Impaired bone resorption in cathepsin K-deficient mice is partially compensated for by enhanced osteoclastogenesis and increased expression of other proteases via an increased RANKL/OPG ratio

• Published in: Bone (New York, N.Y.) Vol. 36; no. 1; pp. 159 - 172
• Main Authors: Kiviranta, Riku, Morko, Jukka, Alatalo, Sari L., NicAmhlaoibh, Roisin, Risteli, Juha, Laitala-Leinonen, Tiina, Vuorio, Eero
• Format: Journal Article
• Language: English
• Published: New York, NY Elsevier Inc 01.01.2005; Elsevier Science
• Subjects: Animals; Biological and medical sciences; Blotting, Western; Bone histomorphometry; Bone remodeling; Bone Resorption - genetics; Bone turnover markers; Carrier Proteins - metabolism; Cathepsin K; Cathepsins - genetics; Cathepsins - physiology; Cell Differentiation; Diseases of the osteoarticular system; Female; Fundamental and applied biological sciences. Psychology; Glycoproteins - metabolism; Knockout; Malformations and congenital and or hereditary diseases involving bones. Joint deformations; Medical sciences; Membrane Glycoproteins - metabolism; Mice; Mice, Inbred C57BL; Mice, Knockout; Microscopy, Confocal; Osteoclasts; Osteoclasts - cytology; Osteoprotegerin; RANK Ligand; Receptor Activator of Nuclear Factor-kappa B; Receptors, Cytoplasmic and Nuclear - metabolism; Receptors, Tumor Necrosis Factor - metabolism; RNA, Messenger - genetics; Vertebrates: anatomy and physiology, studies on body, several organs or systems; Bone histomorphometry; Osteoclasts; Bone remodeling; Bone turnover markers; Knockout; Growth; Cysteine endopeptidases; Diseases of the osteoarticular system; Osteoclast; Matrix metalloproteinase 14; Mechanism; Prevention; Osteopetrosis; Osteoblast; Bone matrix; Osteochondrodysplasia; Age; Quantitative analysis; Human; Cathepsin K; Radiodiagnosis; Enzyme; Critically ill; Rodentia; Media; Resorption; Gene expression; Genetic disease; Peptidases; Vertebrata; Phenotype; Mammalia; Mouse; Animal; Hydrolases; Medical imagery; Computerized axial tomography; Bone; Differentiation
• ISSN: 8756-3282; 1873-2763
• DOI: 10.1016/j.bone.2004.09.020

Previous reports indicate that mice deficient for cathepsin K (Ctsk), a key protease in osteoclastic bone resorption, develop osteopetrosis due to their inability to properly degrade organic bone matrix.
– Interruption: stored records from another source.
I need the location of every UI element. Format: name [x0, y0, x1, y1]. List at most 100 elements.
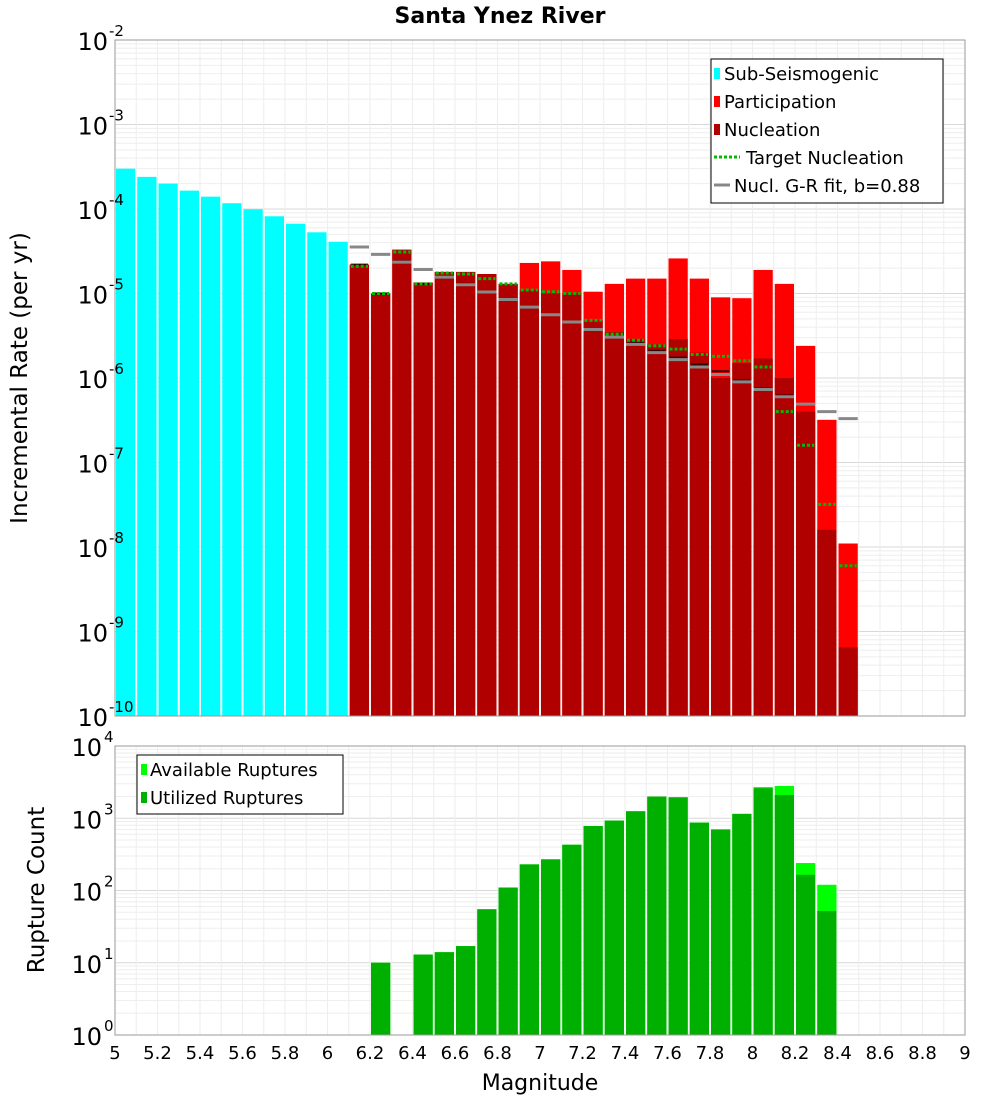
nucleation-bar — [434, 271, 454, 716]
nucleation-bar — [477, 274, 497, 716]
x-tick-label: 6.8 — [483, 1043, 512, 1064]
top-y-axis-label: Incremental Rate (per yr) — [7, 232, 33, 524]
x-tick-label: 6.4 — [398, 1043, 427, 1064]
x-tick-label: 6 — [322, 1043, 333, 1064]
legend-swatch-utilized — [141, 792, 147, 803]
nucleation-bar — [371, 293, 391, 716]
bottom-y-axis-label: Rupture Count — [24, 807, 50, 973]
x-tick-label: 5.4 — [186, 1043, 215, 1064]
legend-label-nucleation: Nucleation — [724, 120, 820, 141]
top-y-tick-label: 10 — [77, 366, 108, 394]
top-y-tick-exponent: -7 — [109, 445, 124, 463]
utilized-rupture-bar — [413, 954, 433, 1035]
utilized-rupture-bar — [711, 829, 731, 1035]
nucleation-bar — [647, 344, 667, 716]
x-tick-label: 7.2 — [568, 1043, 597, 1064]
x-tick-label: 8.4 — [823, 1043, 852, 1064]
top-y-tick-label: 10 — [77, 28, 108, 56]
nucleation-bar — [817, 529, 837, 716]
x-tick-label: 8.8 — [908, 1043, 937, 1064]
x-tick-label: 8 — [747, 1043, 758, 1064]
legend-swatch-participation — [714, 96, 720, 107]
utilized-rupture-bar — [817, 911, 837, 1035]
utilized-rupture-bar — [774, 794, 794, 1035]
utilized-rupture-bar — [434, 952, 454, 1035]
sub-seismogenic-bar — [116, 168, 136, 717]
sub-seismogenic-bar — [286, 223, 306, 716]
nucleation-bar — [413, 282, 433, 716]
top-y-tick-label: 10 — [77, 282, 108, 310]
x-tick-label: 7.4 — [611, 1043, 640, 1064]
bottom-y-tick-label: 10 — [71, 1023, 102, 1051]
target-nucleation-markers — [350, 250, 857, 568]
x-tick-label: 6.6 — [441, 1043, 470, 1064]
top-y-tick-label: 10 — [77, 620, 108, 648]
nucleation-bar — [349, 264, 369, 716]
x-tick-label: 6.2 — [356, 1043, 385, 1064]
legend-swatch-available — [141, 764, 147, 775]
legend-swatch-sub-seismogenic — [714, 68, 720, 79]
utilized-rupture-bar — [541, 859, 561, 1035]
utilized-rupture-bars — [371, 788, 837, 1035]
sub-seismogenic-bar — [264, 216, 284, 717]
legend-label-participation: Participation — [724, 92, 836, 113]
bottom-y-tick-exponent: 0 — [104, 1017, 114, 1035]
nucleation-bar — [753, 358, 773, 716]
top-y-tick-exponent: -8 — [109, 529, 124, 547]
nucleation-bar — [626, 338, 646, 716]
legend-label-utilized: Utilized Ruptures — [150, 788, 303, 809]
bottom-legend: Available Ruptures Utilized Ruptures — [136, 754, 344, 815]
x-tick-label: 5.8 — [271, 1043, 300, 1064]
utilized-rupture-bar — [732, 813, 752, 1035]
utilized-rupture-bar — [562, 844, 582, 1035]
top-plot-frame — [114, 39, 966, 717]
bottom-y-tick-label: 10 — [71, 734, 102, 762]
utilized-rupture-bar — [604, 820, 624, 1035]
utilized-rupture-bar — [753, 788, 773, 1035]
sub-seismogenic-bar — [307, 232, 327, 716]
x-tick-label: 7.8 — [696, 1043, 725, 1064]
legend-label-available: Available Ruptures — [150, 760, 318, 781]
sub-seismogenic-bar — [201, 196, 221, 717]
legend-label-sub-seismogenic: Sub-Seismogenic — [724, 64, 879, 85]
nucleation-bar — [456, 271, 476, 716]
top-y-tick-label: 10 — [77, 197, 108, 225]
bottom-y-tick-label: 10 — [71, 806, 102, 834]
top-legend: Sub-Seismogenic Participation Nucleation… — [710, 58, 944, 204]
bottom-y-tick-exponent: 4 — [104, 728, 114, 746]
x-axis-label: Magnitude — [482, 1071, 599, 1096]
top-y-tick-label: 10 — [77, 704, 108, 732]
nucleation-bar — [604, 332, 624, 716]
legend-swatch-nucleation — [714, 124, 720, 135]
utilized-rupture-bar — [519, 864, 539, 1035]
top-y-tick-exponent: -10 — [109, 698, 134, 716]
sub-seismogenic-bar — [243, 209, 263, 716]
nucleation-bar — [689, 352, 709, 716]
nucleation-bar — [796, 411, 816, 716]
nucleation-bar — [838, 647, 858, 716]
x-tick-label: 5.2 — [143, 1043, 172, 1064]
nucleation-bar — [498, 283, 518, 716]
x-tick-label: 5.6 — [228, 1043, 257, 1064]
nucleation-bar — [519, 290, 539, 716]
sub-seismogenic-bar — [179, 190, 199, 716]
x-tick-label: 7.6 — [653, 1043, 682, 1064]
bottom-y-tick-exponent: 2 — [104, 873, 114, 891]
utilized-rupture-bar — [689, 822, 709, 1035]
x-tick-label: 8.2 — [781, 1043, 810, 1064]
nucleation-bar — [732, 363, 752, 716]
bottom-legend-box — [136, 754, 344, 815]
nucleation-bar — [562, 293, 582, 716]
bottom-y-tick-exponent: 3 — [104, 800, 114, 818]
top-y-tick-label: 10 — [77, 451, 108, 479]
top-y-tick-label: 10 — [77, 535, 108, 563]
top-legend-box — [710, 58, 944, 204]
legend-label-target-nucleation: Target Nucleation — [745, 148, 904, 169]
top-y-tick-exponent: -4 — [109, 191, 124, 209]
legend-label-gr-fit: Nucl. G-R fit, b=0.88 — [734, 176, 920, 197]
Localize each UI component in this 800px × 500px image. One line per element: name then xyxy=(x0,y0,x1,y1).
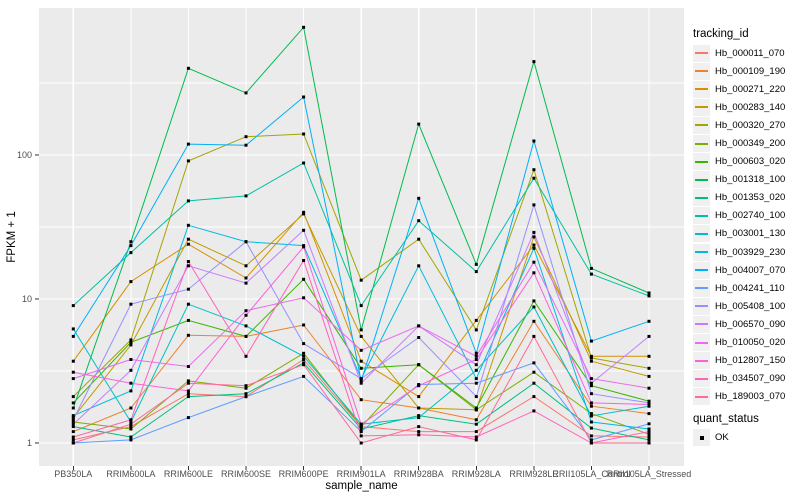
legend-item-Hb_000283_140: Hb_000283_140 xyxy=(693,98,799,116)
line-swatch-icon xyxy=(693,44,710,62)
line-swatch-icon xyxy=(693,243,710,261)
legend-item-label: Hb_003001_130 xyxy=(715,228,786,240)
legend-item-Hb_000011_070: Hb_000011_070 xyxy=(693,44,799,62)
x-tick-label: RRIM928LE xyxy=(509,469,558,479)
legend-title-tracking-id: tracking_id xyxy=(693,28,749,40)
legend-item-Hb_000349_200: Hb_000349_200 xyxy=(693,134,799,153)
legend-item-label: Hb_001318_100 xyxy=(715,174,786,186)
y-axis-title: FPKM + 1 xyxy=(6,211,18,263)
y-tick-label: 1 xyxy=(27,438,32,448)
legend-item-Hb_005408_100: Hb_005408_100 xyxy=(693,297,799,315)
y-tick-labels: 1 10 100 xyxy=(17,150,32,448)
quant-status-legend: quant_status OK xyxy=(693,413,799,447)
tracking-id-legend-items: Hb_000011_070 Hb_000109_190 Hb_000271_220 H… xyxy=(693,44,799,406)
line-swatch-icon xyxy=(693,135,710,153)
line-swatch-icon xyxy=(693,352,710,370)
line-swatch-icon xyxy=(693,153,710,171)
y-tick-label: 100 xyxy=(17,150,32,160)
line-swatch-icon xyxy=(693,80,710,98)
legend-item-Hb_012807_150: Hb_012807_150 xyxy=(693,352,799,370)
legend-item-label: Hb_000283_140 xyxy=(715,101,786,113)
legend-item-Hb_189003_070: Hb_189003_070 xyxy=(693,388,799,406)
x-tick-label: RRII105LA_Control xyxy=(552,469,630,479)
legend-item-Hb_000320_270: Hb_000320_270 xyxy=(693,116,799,134)
legend-item-label: Hb_006570_090 xyxy=(715,318,786,330)
legend-item-label: Hb_000320_270 xyxy=(715,119,786,131)
legend-item-label: Hb_012807_150 xyxy=(715,355,786,367)
legend-item-Hb_003001_130: Hb_003001_130 xyxy=(693,225,799,243)
x-tick-label: RRIM600PE xyxy=(279,469,329,479)
legend-item-label: Hb_004241_110 xyxy=(715,282,785,294)
legend-item-ok: OK xyxy=(693,429,799,447)
legend-title-quant-status: quant_status xyxy=(693,412,759,425)
legend-item-label: Hb_000109_190 xyxy=(715,65,786,77)
legend-item-Hb_001353_020: Hb_001353_020 xyxy=(693,189,799,207)
legend: tracking_id Hb_000011_070 Hb_000109_190 Hb… xyxy=(693,28,799,447)
legend-item-Hb_002740_100: Hb_002740_100 xyxy=(693,207,799,225)
legend-item-Hb_001318_100: Hb_001318_100 xyxy=(693,171,799,189)
legend-item-Hb_000109_190: Hb_000109_190 xyxy=(693,62,799,80)
line-swatch-icon xyxy=(693,116,710,134)
legend-item-label: Hb_034507_090 xyxy=(715,373,786,385)
x-tick-label: PB350LA xyxy=(54,469,92,479)
legend-item-label: Hb_000011_070 xyxy=(715,47,785,59)
line-swatch-icon xyxy=(693,171,710,189)
legend-item-label: Hb_189003_070 xyxy=(715,391,786,403)
line-swatch-icon xyxy=(693,279,710,297)
axis-ticks xyxy=(35,154,650,470)
legend-item-label: Hb_005408_100 xyxy=(715,300,786,312)
x-tick-label: RRII105LA_Stressed xyxy=(607,469,692,479)
legend-item-label: Hb_002740_100 xyxy=(715,210,786,222)
legend-item-Hb_000603_020: Hb_000603_020 xyxy=(693,153,799,171)
legend-item-Hb_010050_020: Hb_010050_020 xyxy=(693,334,799,352)
y-tick-label: 10 xyxy=(22,294,32,304)
line-swatch-icon xyxy=(693,370,710,388)
x-tick-label: RRIM928LA xyxy=(452,469,501,479)
line-swatch-icon xyxy=(693,225,710,243)
line-swatch-icon xyxy=(693,189,710,207)
line-swatch-icon xyxy=(693,98,710,116)
line-swatch-icon xyxy=(693,261,710,279)
legend-item-label: Hb_000603_020 xyxy=(715,156,786,168)
point-markers xyxy=(71,25,651,445)
legend-item-Hb_004241_110: Hb_004241_110 xyxy=(693,279,799,297)
ok-point-key-icon xyxy=(693,429,710,447)
x-tick-labels: PB350LA RRIM600LA RRIM600LE RRIM600SE RRIM60… xyxy=(54,469,691,479)
x-axis-title: sample_name xyxy=(325,480,398,492)
line-swatch-icon xyxy=(693,297,710,315)
x-tick-label: RRIM928BA xyxy=(394,469,444,479)
x-tick-label: RRIM600LA xyxy=(106,469,155,479)
legend-item-Hb_034507_090: Hb_034507_090 xyxy=(693,370,799,388)
x-tick-label: RRIM600SE xyxy=(221,469,271,479)
legend-item-label: Hb_004007_070 xyxy=(715,264,786,276)
line-swatch-icon xyxy=(693,207,710,225)
line-swatch-icon xyxy=(693,62,710,80)
line-swatch-icon xyxy=(693,388,710,406)
legend-item-Hb_000271_220: Hb_000271_220 xyxy=(693,80,799,98)
legend-item-Hb_003929_230: Hb_003929_230 xyxy=(693,243,799,261)
line-swatch-icon xyxy=(693,315,710,333)
legend-item-label: Hb_000271_220 xyxy=(715,83,786,95)
legend-item-label: Hb_001353_020 xyxy=(715,192,786,204)
legend-item-label: Hb_000349_200 xyxy=(715,138,786,150)
legend-item-Hb_006570_090: Hb_006570_090 xyxy=(693,315,799,333)
legend-item-Hb_004007_070: Hb_004007_070 xyxy=(693,261,799,279)
legend-item-label: Hb_003929_230 xyxy=(715,246,786,258)
x-tick-label: RRIM600LE xyxy=(164,469,213,479)
legend-item-label: Hb_010050_020 xyxy=(715,337,786,349)
x-tick-label: RRIM901LA xyxy=(337,469,386,479)
line-swatch-icon xyxy=(693,334,710,352)
legend-item-label: OK xyxy=(715,432,729,444)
Some features of the phenotype of Ctsk knockout mice, however, suggest the presence of mechanisms by which Ctsk-deficient mice compensate for the lack of cathepsin K. To study these mechanisms in detail, we generated Ctsk-deficient (Ctsk−/−) mice and analyzed them at the age of 2, 7, and 12 months using peripheral quantitative computed tomography, histomorphometry, resorption marker measurements, osteoclast and osteoblast differentiation cultures, and gene expression analyses. The present study verified the previously published osteopetrotic features of Ctsk-deficient mice. However, these changes did not exacerbate during aging indicating the absence of Ctsk to have its most severe effects during the rapid growth period. Resorption markers ICTP and CTX were decreased in the media of Ctsk−/− osteoclasts cultured on bone slices indicating impaired bone resorption. Ctsk−/− mice exhibited several mechanisms attempting to compensate for Ctsk deficiency. The number of osteoclasts in trabecular bone was significantly increased in Ctsk−/− mice compared to controls, as was the number of osteoclast precursors in bone marrow. The mRNA levels for receptor activator of nuclear factor κB ligand (RANKL) in Ctsk−/− bones were increased resulting in increased RANKL/OPG ratio favoring osteoclastogenesis. In addition, expression of mRNAs of osteoclastic enzymes (MMP-9, TRACP) and for osteoblastic proteases (MMP-13, MMP-14) were increased in Ctsk−/− mice compared to controls. Impaired osteoclastic bone resorption in Ctsk−/− mice results in activation of osteoblastic cells to produce increased amounts of other proteolytic enzymes and RANKL in vivo. We suggest that increased RANKL expression mediates enhanced osteoclastogenesis and increased protease expression by osteoclasts. These observations underline the important role of osteoblastic cells in regulation of osteoclast activity and bone turnover.